2013年放送のテレビドラマ『イタズラなKiss~Love in TOKYO』(フジテレビ)では、ヒロイン・琴子(未来穂香)を思い続ける真っすぐでピュアな男・金之助を好演。そうかと思えば、2016年に出演した「闇金ウシジマくん Part3」では、ネットビジネス界の風雲児・空少々の1番弟子・清栄真実になりきり、黒ぶちメガネにスーツ姿でクールに決めていた。
原作からそのまま飛び出したのかというほど、ファンの期待を損ねることなく忠実に演じてみせる山田。昨年5月には『鋼の錬金術師 完結編 復讐者スカー』で、紳士然としながらも常に狂気を漂わせるヒールキャラ、ゾルフ・J・キンブリーに扮(ふん)し、登場した時間はわずかながらも、その完成度の高さに絶賛の声があがった。
まさに実写化俳優とも言うべき、引き出しの多さと再現度の高さ。

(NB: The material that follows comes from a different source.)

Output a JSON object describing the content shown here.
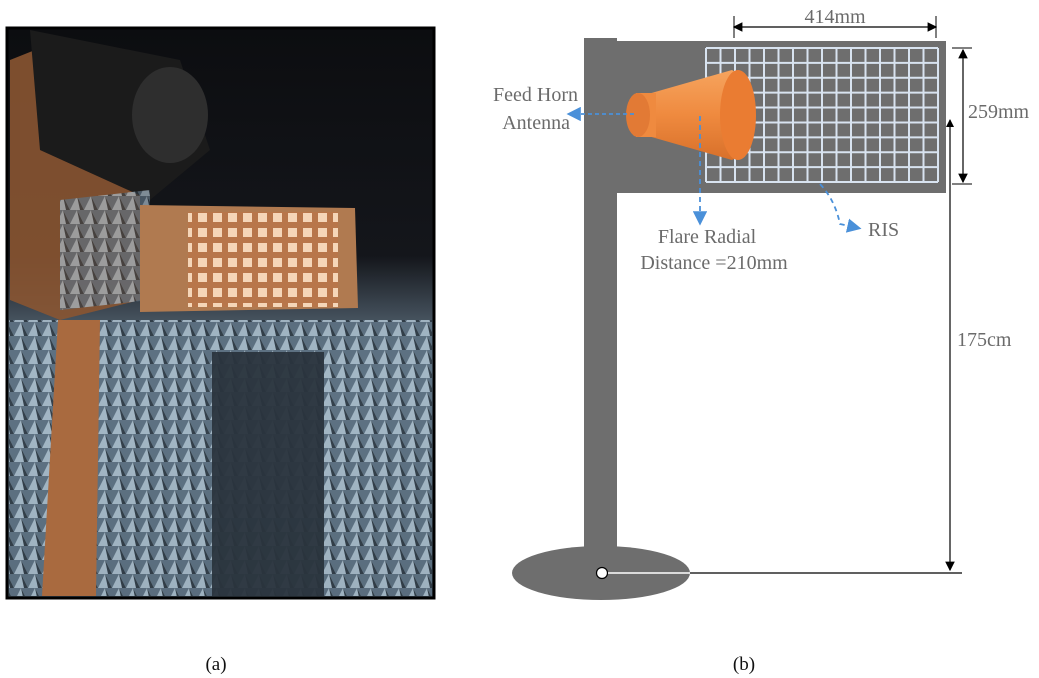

想像上の人物をリアルに、鮮やかに演じきれる秘密は、自分の地位や名声ではなく、作品に貢献したいという純粋な思いがあるからだろう。
■2度の朝ドラ出演で成長を証明
また、“朝ドラ”(連続テレビ小説)の出演もブレイクのきっかけと言える。彼の名を一躍押し上げることになったのが、2019年放送の連続テレビ小説『なつぞら』(NHK総合)だ。山田が演じた雪次郎は、広瀬すず演じるヒロイン・なつの学友で、役者を目指す熱い男。その存在は、山田自身の誠実な人柄そのままに、作品のムードメーカーとなっていた。
同作で彼は、俳優としての気づきを得たという。雪次郎は菓子職人の道を離れ、劇団に入るのだが、劇中で演劇論を交わす際、「本物は普通なんだ。普通の人が普通にいるみたいに、普通の人が言いたいことを伝えられるのがプロ」というセリフに共鳴。俳優はスターではなく、1番普通の人間でないといけないと改めて再認識したのだ。
そんな“学び”を携えて3年。役者として一回り成長した彼は昨年、2回目の朝ドラ出演となる連続テレビ小説『ちむどんどん』に抜てき。博夫という役柄を演じていた。雪次郎も博夫もどちらも優しいのだが、雪次郎がはっきりと意見が言える性格である一方、博夫は周りに流される優柔不断な役柄だった。それぞれのキャラクターが持つ“優しさ”の違いを、見事に体現したのだ。